Visit La Gomera yearround
Zagoria (we know, not quite exactly an island)
Treasures of vernacular architecture, many of these late 18th century stone-built villages are within what is today a designated conservation area in northwestern Greece: Zagoria. The area is brimming with dramatic wilderness of striking peaks, deep chasms and extensive natural forests. The virtually virgin Vikos Gorge, sometimes referred to as the Greek Grand Canyon, is listed by the Guinness Book of World Records as the deepest canyon in the world in proportion to its width.
By western European standards Zagoria is a relatively wild and remote area. However, the footpaths have been marked and with our route notes and a detailed map you will be able to find your way easily.

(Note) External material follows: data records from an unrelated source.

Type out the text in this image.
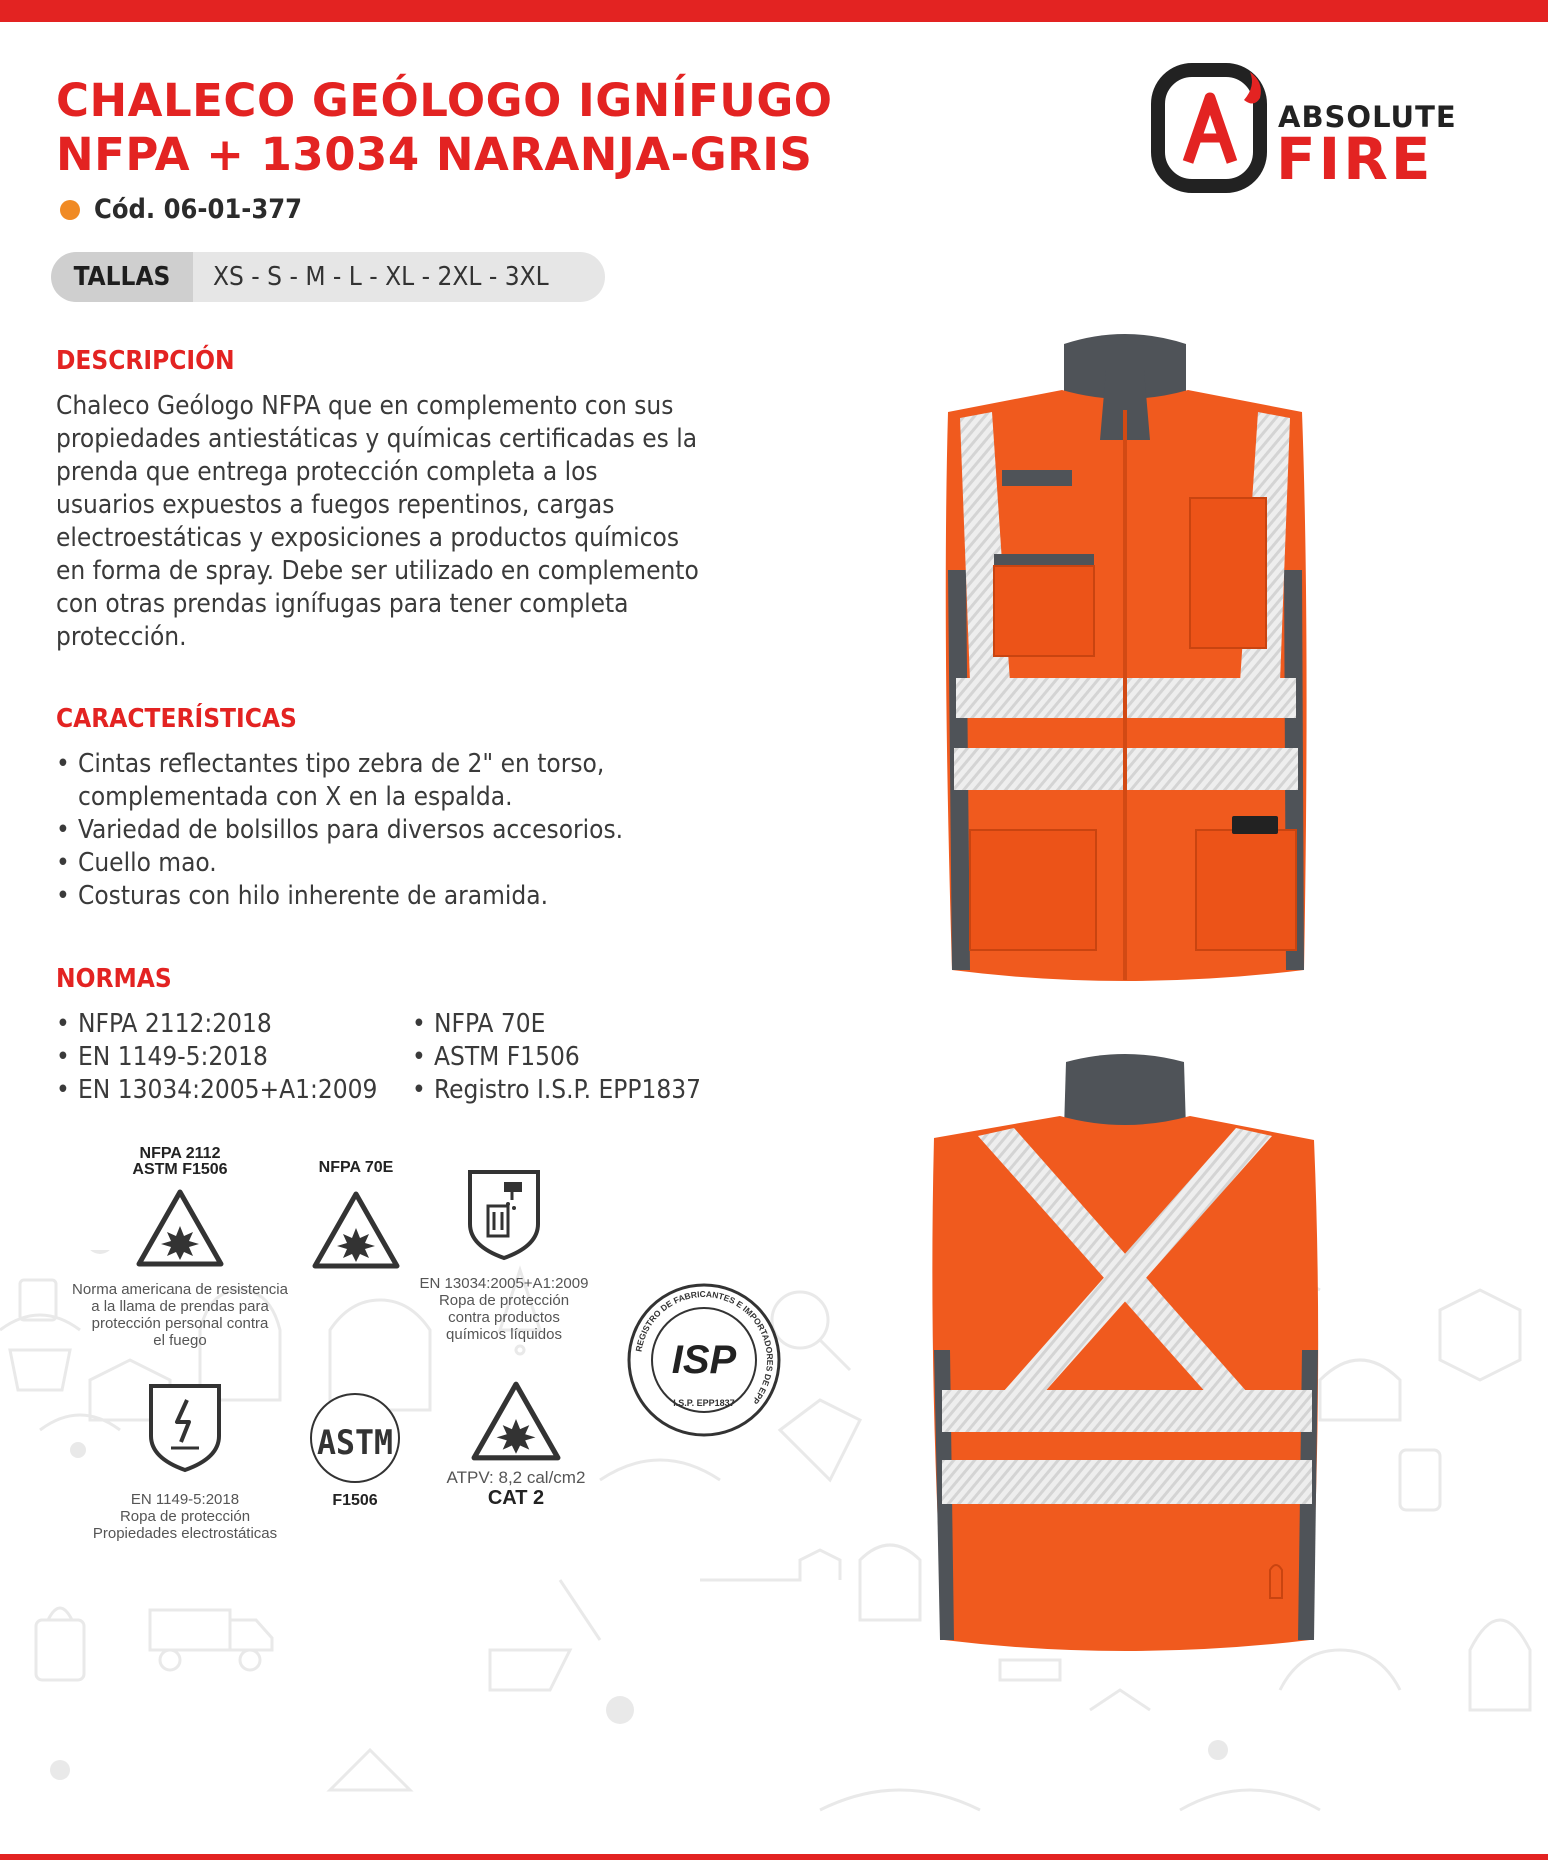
CHALECO GEÓLOGO IGNÍFUGO
NFPA + 13034 NARANJA-GRIS
Cód. 06-01-377
TALLAS	XS - S - M - L - XL - 2XL - 3XL
ABSOLUTE
FIRE
DESCRIPCIÓN
Chaleco Geólogo NFPA que en complemento con sus
propiedades antiestáticas y químicas certificadas es la
prenda que entrega protección completa a los
usuarios expuestos a fuegos repentinos, cargas
electroestáticas y exposiciones a productos químicos
en forma de spray. Debe ser utilizado en complemento
con otras prendas ignífugas para tener completa
protección.
CARACTERÍSTICAS
• Cintas reflectantes tipo zebra de 2" en torso, complementada con X en la espalda.
• Variedad de bolsillos para diversos accesorios.
• Cuello mao.
• Costuras con hilo inherente de aramida.
NORMAS
• NFPA 2112:2018
• EN 1149-5:2018
• EN 13034:2005+A1:2009
• NFPA 70E
• ASTM F1506
• Registro I.S.P. EPP1837
NFPA 2112
ASTM F1506
Norma americana de resistencia
a la llama de prendas para
protección personal contra
el fuego
NFPA 70E
EN 13034:2005+A1:2009
Ropa de protección
contra productos
químicos líquidos
REGISTRO DE FABRICANTES E IMPORTADORES DE EPP
ISP
I.S.P. EPP1837
EN 1149-5:2018
Ropa de protección
Propiedades electrostáticas
ASTM
F1506
ATPV: 8,2 cal/cm2
CAT 2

Visit Zagoria between May and early October
Away from the burgeoning coastal resorts, the majestic Sierra de Tramontana is a massif of limestone peaks tumbling to the turquoise waters. Venture forth on a series of hikes through shady forests, olive groves and ancient farmsteads, visit tiny sun-drenched beaches and spend the night in a traditional monastery, listening to the sound of nightingales from your bedroom window.
Follow parts of the restored Pilgrims’ Way along the Sierra de Tramontana in Majorca, have a look here for a picture impression. On our Sierras and Monasteries walking holiday, three nights are spent at the atmospheric Santuari de Lluc monastery - the most important pilgrimage site on the island. Guests can attend the choral singing in its church, which takes place on most evenings.